Susan, wearing a tight sweater exaggerating her massive chest,
is led through the dark streets back across the border to the
dingy Ritz Hotel on the US side for a confrontation with the
brother of the corrupt drug dealer mentioned earlier - "Uncle
Joe" Grandi (Akim Tamiroff). Outside the hotel, she is lured
into having her picture taken with 'Pancho'. Grandi is a typical
slimy (with a greasy, slicked down, unmanageable and ill-fitting
hairpiece), vulgar, cowardly, eye-popping small-time hood - one
of a family that appears to rule narcotics traffic on both sides
of the border (both in Los Robles and in the US). In a menacing
scene with moments of comic caricature, Grandi tries to
intimidate her, but the strong-willed newlywed isn't easily
scared. He first asks her why she called his nephew 'Pancho',
and she doesn't know why, responding: "Just for laughs, I
guess."
Grandi runs the town's vice after Vargas put his brother in
jail.
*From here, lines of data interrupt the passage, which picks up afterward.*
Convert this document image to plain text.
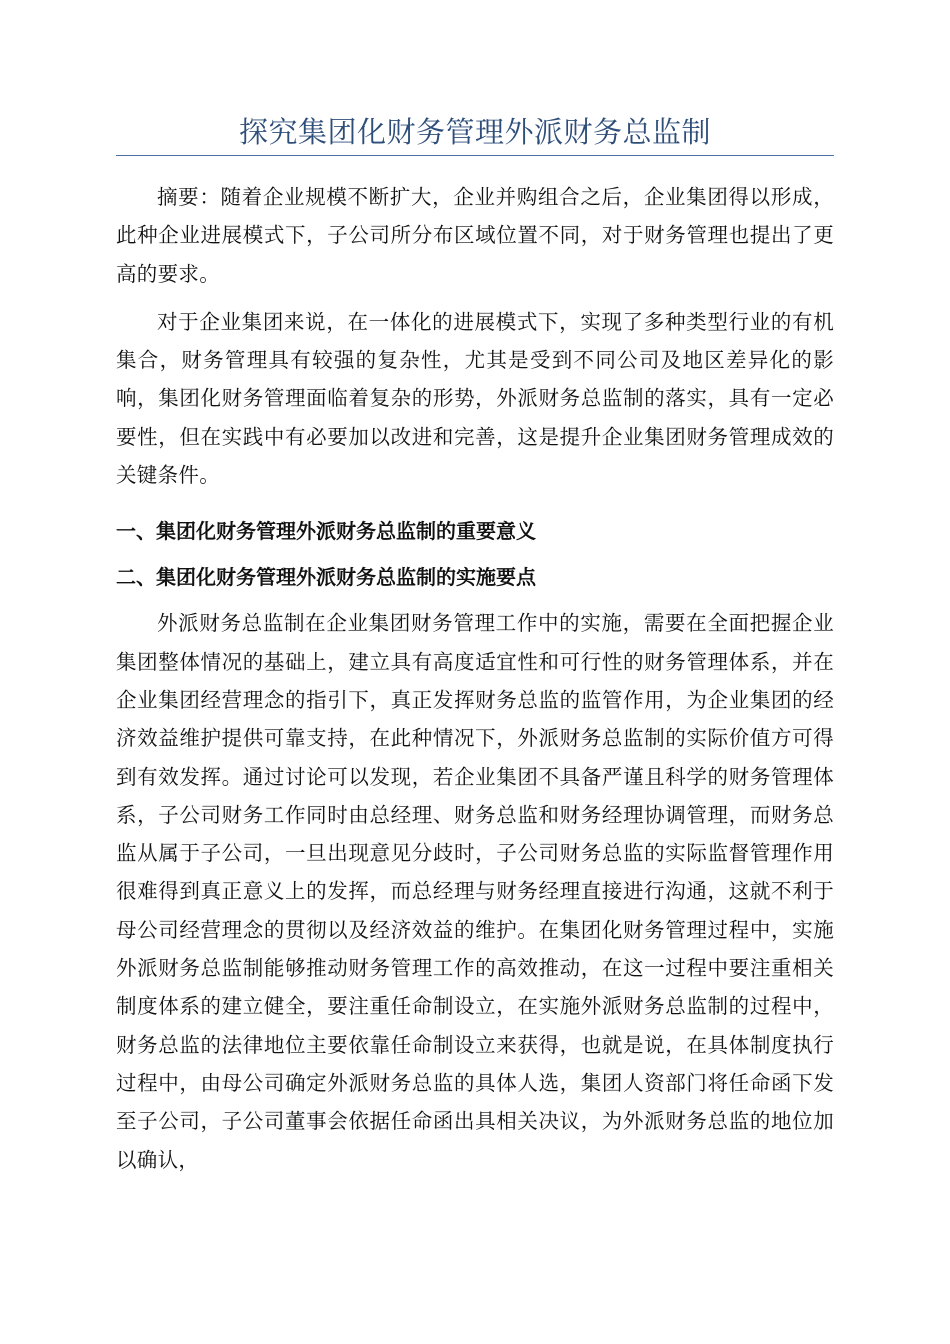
探究集团化财务管理外派财务总监制

摘要：随着企业规模不断扩大，企业并购组合之后，企业集团得以形成，此种企业进展模式下，子公司所分布区域位置不同，对于财务管理也提出了更高的要求。

对于企业集团来说，在一体化的进展模式下，实现了多种类型行业的有机集合，财务管理具有较强的复杂性，尤其是受到不同公司及地区差异化的影响，集团化财务管理面临着复杂的形势，外派财务总监制的落实，具有一定必要性，但在实践中有必要加以改进和完善，这是提升企业集团财务管理成效的关键条件。

一、集团化财务管理外派财务总监制的重要意义
二、集团化财务管理外派财务总监制的实施要点

外派财务总监制在企业集团财务管理工作中的实施，需要在全面把握企业集团整体情况的基础上，建立具有高度适宜性和可行性的财务管理体系，并在企业集团经营理念的指引下，真正发挥财务总监的监管作用，为企业集团的经济效益维护提供可靠支持，在此种情况下，外派财务总监制的实际价值方可得到有效发挥。通过讨论可以发现，若企业集团不具备严谨且科学的财务管理体系，子公司财务工作同时由总经理、财务总监和财务经理协调管理，而财务总监从属于子公司，一旦出现意见分歧时，子公司财务总监的实际监督管理作用很难得到真正意义上的发挥，而总经理与财务经理直接进行沟通，这就不利于母公司经营理念的贯彻以及经济效益的维护。在集团化财务管理过程中，实施外派财务总监制能够推动财务管理工作的高效推动，在这一过程中要注重相关制度体系的建立健全，要注重任命制设立，在实施外派财务总监制的过程中，财务总监的法律地位主要依靠任命制设立来获得，也就是说，在具体制度执行过程中，由母公司确定外派财务总监的具体人选，集团人资部门将任命函下发至子公司，子公司董事会依据任命函出具相关决议，为外派财务总监的地位加以确认，
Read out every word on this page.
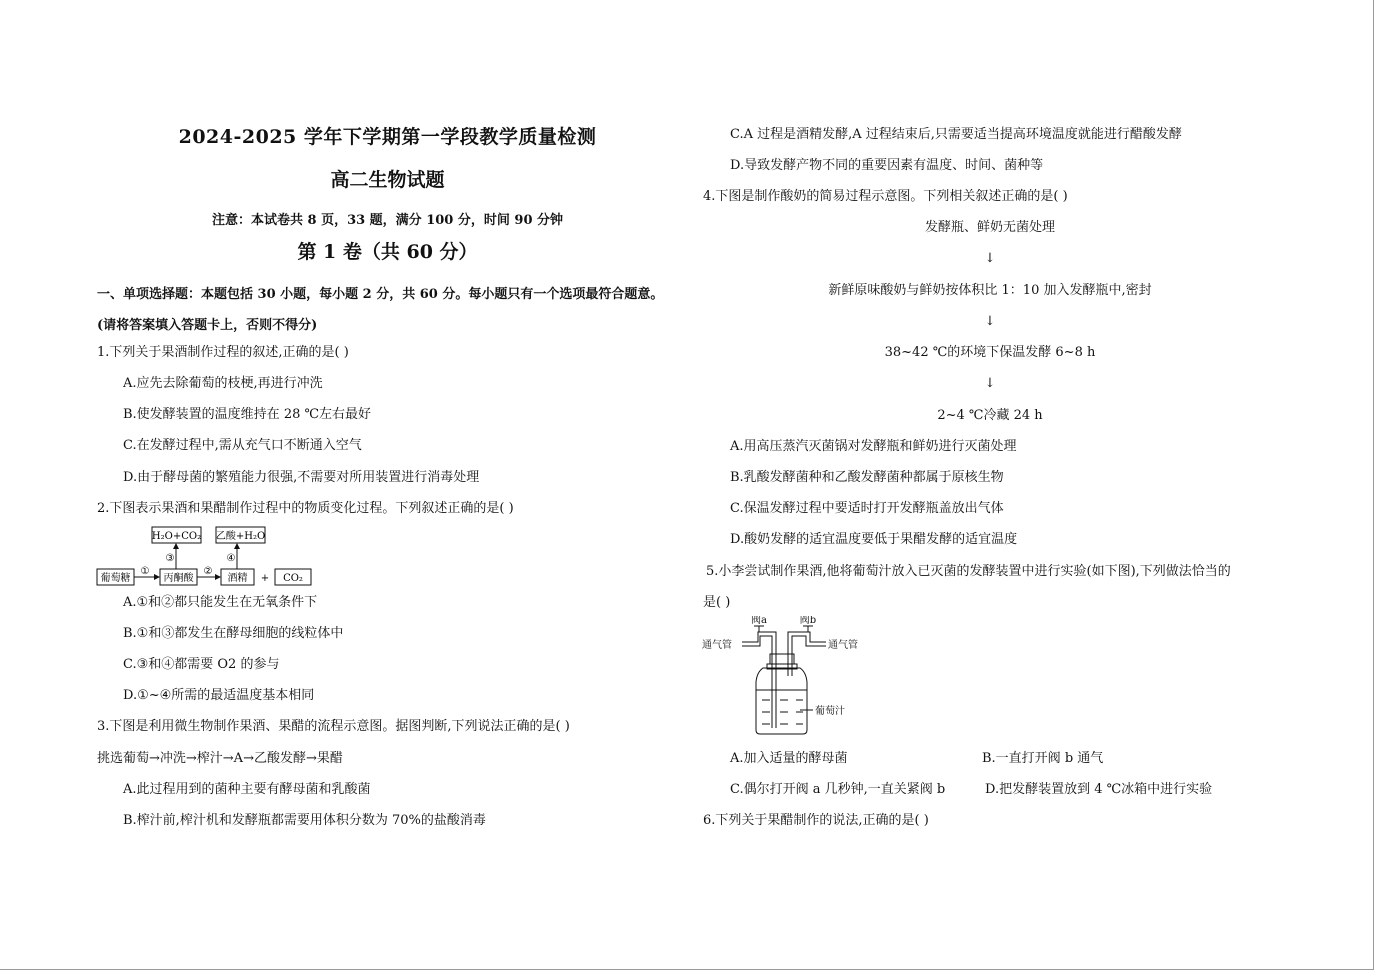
2024-2025 学年下学期第一学段教学质量检测
高二生物试题
注意：本试卷共 8 页，33 题，满分 100 分，时间 90 分钟
第 1 卷（共 60 分）
一、单项选择题：本题包括 30 小题，每小题 2 分，共 60 分。每小题只有一个选项最符合题意。
(请将答案填入答题卡上，否则不得分)
1.下列关于果酒制作过程的叙述,正确的是( )
A.应先去除葡萄的枝梗,再进行冲洗
B.使发酵装置的温度维持在 28 ℃左右最好
C.在发酵过程中,需从充气口不断通入空气
D.由于酵母菌的繁殖能力很强,不需要对所用装置进行消毒处理
2.下图表示果酒和果醋制作过程中的物质变化过程。下列叙述正确的是( )
H₂O+CO₂ 乙酸+H₂O
葡萄糖	丙酮酸	酒精 + CO₂
①	②
③	④
A.①和②都只能发生在无氧条件下
B.①和③都发生在酵母细胞的线粒体中
C.③和④都需要 O2 的参与
D.①~④所需的最适温度基本相同
3.下图是利用微生物制作果酒、果醋的流程示意图。据图判断,下列说法正确的是( )
挑选葡萄→冲洗→榨汁→A→乙酸发酵→果醋
A.此过程用到的菌种主要有酵母菌和乳酸菌
B.榨汁前,榨汁机和发酵瓶都需要用体积分数为 70%的盐酸消毒
C.A 过程是酒精发酵,A 过程结束后,只需要适当提高环境温度就能进行醋酸发酵
D.导致发酵产物不同的重要因素有温度、时间、菌种等
4.下图是制作酸奶的简易过程示意图。下列相关叙述正确的是( )
发酵瓶、鲜奶无菌处理
↓
新鲜原味酸奶与鲜奶按体积比 1：10 加入发酵瓶中,密封
↓
38~42 ℃的环境下保温发酵 6~8 h
↓
2~4 ℃冷藏 24 h
A.用高压蒸汽灭菌锅对发酵瓶和鲜奶进行灭菌处理
B.乳酸发酵菌种和乙酸发酵菌种都属于原核生物
C.保温发酵过程中要适时打开发酵瓶盖放出气体
D.酸奶发酵的适宜温度要低于果醋发酵的适宜温度
5.小李尝试制作果酒,他将葡萄汁放入已灭菌的发酵装置中进行实验(如下图),下列做法恰当的
是( )
阀a	阀b
通气管	通气管
葡萄汁
A.加入适量的酵母菌	B.一直打开阀 b 通气
C.偶尔打开阀 a 几秒钟,一直关紧阀 b	D.把发酵装置放到 4 ℃冰箱中进行实验
6.下列关于果醋制作的说法,正确的是( )
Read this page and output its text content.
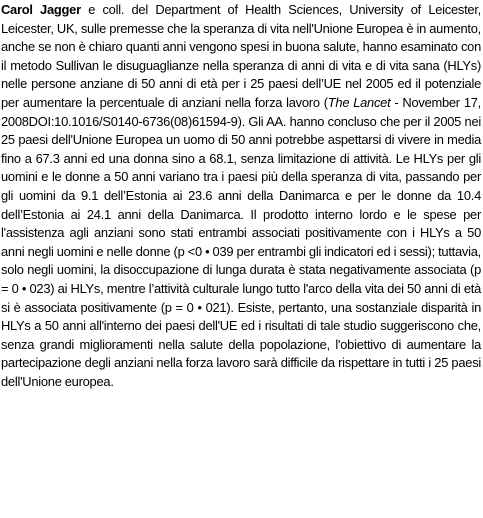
Carol Jagger e coll. del Department of Health Sciences, University of Leicester, Leicester, UK, sulle premesse che la speranza di vita nell'Unione Europea è in aumento, anche se non è chiaro quanti anni vengono spesi in buona salute, hanno esaminato con il metodo Sullivan le disuguaglianze nella speranza di anni di vita e di vita sana (HLYs) nelle persone anziane di 50 anni di età per i 25 paesi dell’UE nel 2005 ed il potenziale per aumentare la percentuale di anziani nella forza lavoro (The Lancet - November 17, 2008DOI:10.1016/S0140-6736(08)61594-9). Gli AA. hanno concluso che per il 2005 nei 25 paesi dell'Unione Europea un uomo di 50 anni potrebbe aspettarsi di vivere in media fino a 67.3 anni ed una donna sino a 68.1, senza limitazione di attività. Le HLYs per gli uomini e le donne a 50 anni variano tra i paesi più della speranza di vita, passando per gli uomini da 9.1 dell’Estonia ai 23.6 anni della Danimarca e per le donne da 10.4 dell’Estonia ai 24.1 anni della Danimarca. Il prodotto interno lordo e le spese per l'assistenza agli anziani sono stati entrambi associati positivamente con i HLYs a 50 anni negli uomini e nelle donne (p <0 • 039 per entrambi gli indicatori ed i sessi); tuttavia, solo negli uomini, la disoccupazione di lunga durata è stata negativamente associata (p = 0 • 023) ai HLYs, mentre l’attività culturale lungo tutto l'arco della vita dei 50 anni di età si è associata positivamente (p = 0 • 021). Esiste, pertanto, una sostanziale disparità in HLYs a 50 anni all'interno dei paesi dell'UE ed i risultati di tale studio suggeriscono che, senza grandi miglioramenti nella salute della popolazione, l'obiettivo di aumentare la partecipazione degli anziani nella forza lavoro sarà difficile da rispettare in tutti i 25 paesi dell'Unione europea.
When Grandi threatens her by effecting gangsterisms
(flashing a gun at her and almost poking her with a big
phallic-like cigar in his mouth), she is unmoved and instead
accuses him of "seeing too many gangster movies." Susan reminds
him that her husband will soon be looking for her: "I may be
scared, but he won't be." She accuses Grandi of being "a silly
little pig" and pretending to be like actor Edward G. Robinson -
"you ridiculous, old-fashioned, jug-eared, lop-sided Little
Caesar!" Grandi advises that her husband should lay off the case
against his brother in Mexico City. Grandi lets her leave,
emphasizing that nobody was holding or keeping her there against
her will: "Nobody laid a hand on you. You were just paying us a
little visit." As she leaves, he licks his lips lasciviously.